Jane Jacobs’ classic 1961 book The Death and Life of Great American Cities was an attack on both mansplaining and plansplaining: a masculinist regime that was telling city residents their way of life was backward, and had to be destroyed in order to be saved. She was taking on her nemesis, “master builder” Robert Moses, but also the “great men” of planning history: Ebenezer Howard, Daniel Burnham, Le Corbusier and others. Her work was panned by the most famous planning critic of the day, Lewis Mumford, who titled his review in The New Yorker “Mother Jacobs’ Home Remedies.” History has provided some corrective here—over 50 years later, everyone knows who Jacobs was, but few remember Mumford.
The meaning of Jacobs’ work, however, is highly contested, with some powerful people attempting to plansplain her legacy to her contemporary political heirs. Three days after Hornick’s op-ed was published, the “Friends of the BQX”—a developer-led lobbying group pushing the city to build a streetcar along a route that maps closely with their real estate holdings—held a walking tour called “Connecting Brooklyn and Queens.” This event was part of the Municipal Arts Society’s annual “Jane’s Walk,” a series of walking tours held around the world in honor of Jane Jacobs. In response, groups like UPROSE, Queens Is Not For Sale and the Queens Anti-Gentrification Project protested the event, calling it “Robert Moses’ walk.” In this case, the plansplainers lost—the protests garnered far more attention than the project, and the walk turned into a depressed “happy hour” instead.
Not all planners are plansplainers, but like men and mansplaining, there is a tendency. As Solnit wrote in her essay on the subject, “Yes, people of both genders pop up at events to hold forth on irrelevant things and conspiracy theories, but the out-and-out confrontational confidence of the totally ignorant is, in my experience, gendered.” There are planners who take their cues from the public and social movements, but they sadly are in the minority.

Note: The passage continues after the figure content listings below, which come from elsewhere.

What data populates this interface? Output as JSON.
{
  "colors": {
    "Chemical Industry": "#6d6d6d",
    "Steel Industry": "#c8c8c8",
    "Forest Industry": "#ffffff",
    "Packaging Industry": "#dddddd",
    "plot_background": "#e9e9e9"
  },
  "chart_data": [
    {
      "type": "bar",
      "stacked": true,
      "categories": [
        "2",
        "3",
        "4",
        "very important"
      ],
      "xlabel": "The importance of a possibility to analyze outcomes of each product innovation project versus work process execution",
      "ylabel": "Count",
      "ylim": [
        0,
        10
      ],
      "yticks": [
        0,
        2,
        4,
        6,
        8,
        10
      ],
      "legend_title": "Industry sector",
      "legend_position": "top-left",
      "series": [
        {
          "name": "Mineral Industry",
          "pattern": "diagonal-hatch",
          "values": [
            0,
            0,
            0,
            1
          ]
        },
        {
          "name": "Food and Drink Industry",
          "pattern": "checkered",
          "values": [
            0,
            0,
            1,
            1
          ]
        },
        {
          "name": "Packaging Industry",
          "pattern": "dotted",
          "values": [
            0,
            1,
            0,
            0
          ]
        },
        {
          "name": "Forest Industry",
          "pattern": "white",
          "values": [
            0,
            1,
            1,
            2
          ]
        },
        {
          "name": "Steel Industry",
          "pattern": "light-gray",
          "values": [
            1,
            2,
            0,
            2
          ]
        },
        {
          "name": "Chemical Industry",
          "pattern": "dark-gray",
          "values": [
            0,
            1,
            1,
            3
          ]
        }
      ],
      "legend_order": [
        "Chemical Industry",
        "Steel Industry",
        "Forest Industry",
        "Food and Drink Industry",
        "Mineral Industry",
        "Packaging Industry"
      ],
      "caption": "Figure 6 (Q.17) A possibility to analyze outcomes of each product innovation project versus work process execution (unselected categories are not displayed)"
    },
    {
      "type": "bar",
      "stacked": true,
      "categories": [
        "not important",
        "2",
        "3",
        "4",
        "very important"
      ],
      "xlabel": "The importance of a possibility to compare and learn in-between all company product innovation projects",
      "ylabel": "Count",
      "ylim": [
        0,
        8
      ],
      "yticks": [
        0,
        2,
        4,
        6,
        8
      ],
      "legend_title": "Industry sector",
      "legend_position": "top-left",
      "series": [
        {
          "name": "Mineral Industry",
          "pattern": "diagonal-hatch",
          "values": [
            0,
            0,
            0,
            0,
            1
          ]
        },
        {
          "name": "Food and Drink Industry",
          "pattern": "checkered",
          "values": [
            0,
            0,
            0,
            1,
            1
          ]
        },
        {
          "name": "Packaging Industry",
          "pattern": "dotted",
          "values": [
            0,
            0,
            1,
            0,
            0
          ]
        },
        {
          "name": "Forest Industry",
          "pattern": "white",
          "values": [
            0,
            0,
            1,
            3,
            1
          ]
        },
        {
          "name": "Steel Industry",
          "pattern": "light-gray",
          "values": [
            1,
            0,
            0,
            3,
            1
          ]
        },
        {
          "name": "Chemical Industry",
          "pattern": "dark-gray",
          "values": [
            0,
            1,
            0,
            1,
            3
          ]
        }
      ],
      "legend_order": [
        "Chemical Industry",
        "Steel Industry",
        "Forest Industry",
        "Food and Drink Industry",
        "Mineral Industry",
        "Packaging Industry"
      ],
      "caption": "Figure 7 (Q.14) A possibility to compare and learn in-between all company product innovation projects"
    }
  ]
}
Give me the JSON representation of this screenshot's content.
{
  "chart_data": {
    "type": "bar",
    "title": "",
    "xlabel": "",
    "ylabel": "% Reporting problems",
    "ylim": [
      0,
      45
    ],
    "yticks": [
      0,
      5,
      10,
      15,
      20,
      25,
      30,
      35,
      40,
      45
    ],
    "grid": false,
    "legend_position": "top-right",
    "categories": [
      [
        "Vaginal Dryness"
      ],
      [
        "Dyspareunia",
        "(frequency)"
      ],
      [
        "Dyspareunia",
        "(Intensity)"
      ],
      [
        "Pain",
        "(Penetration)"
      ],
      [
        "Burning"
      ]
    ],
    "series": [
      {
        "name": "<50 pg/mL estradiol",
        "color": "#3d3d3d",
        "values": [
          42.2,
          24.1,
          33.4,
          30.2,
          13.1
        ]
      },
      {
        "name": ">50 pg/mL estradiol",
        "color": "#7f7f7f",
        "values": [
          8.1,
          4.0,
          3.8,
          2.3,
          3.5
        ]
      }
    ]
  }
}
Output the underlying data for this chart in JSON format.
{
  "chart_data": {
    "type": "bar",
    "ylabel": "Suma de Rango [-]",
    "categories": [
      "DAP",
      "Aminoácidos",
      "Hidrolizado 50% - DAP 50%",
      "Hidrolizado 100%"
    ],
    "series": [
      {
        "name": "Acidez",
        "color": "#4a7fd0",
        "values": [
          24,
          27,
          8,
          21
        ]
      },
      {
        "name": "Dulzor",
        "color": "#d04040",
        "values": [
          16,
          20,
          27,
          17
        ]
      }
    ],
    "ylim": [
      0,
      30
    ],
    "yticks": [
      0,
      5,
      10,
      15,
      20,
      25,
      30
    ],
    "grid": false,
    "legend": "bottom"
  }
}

Planners should not respond to this critique by trapping themselves a cycle of self-doubt and self-pity, worrying constantly whether they should share their technical expertise or keep their mouths shut. The problem with plansplaining is not that it’s impolite, but that it’s reactionary. For too long, planners have tapped their social power to shut down popular movements for alternative futures, arguing that they, as planners, know better than everyone else. If planners have knowledge that serves to the movements against capitalism, patriarchy, racism and environmental destruction, then they’d better share it—and fast! But they must drop the presumption that they can explain the city to those who know it intimately.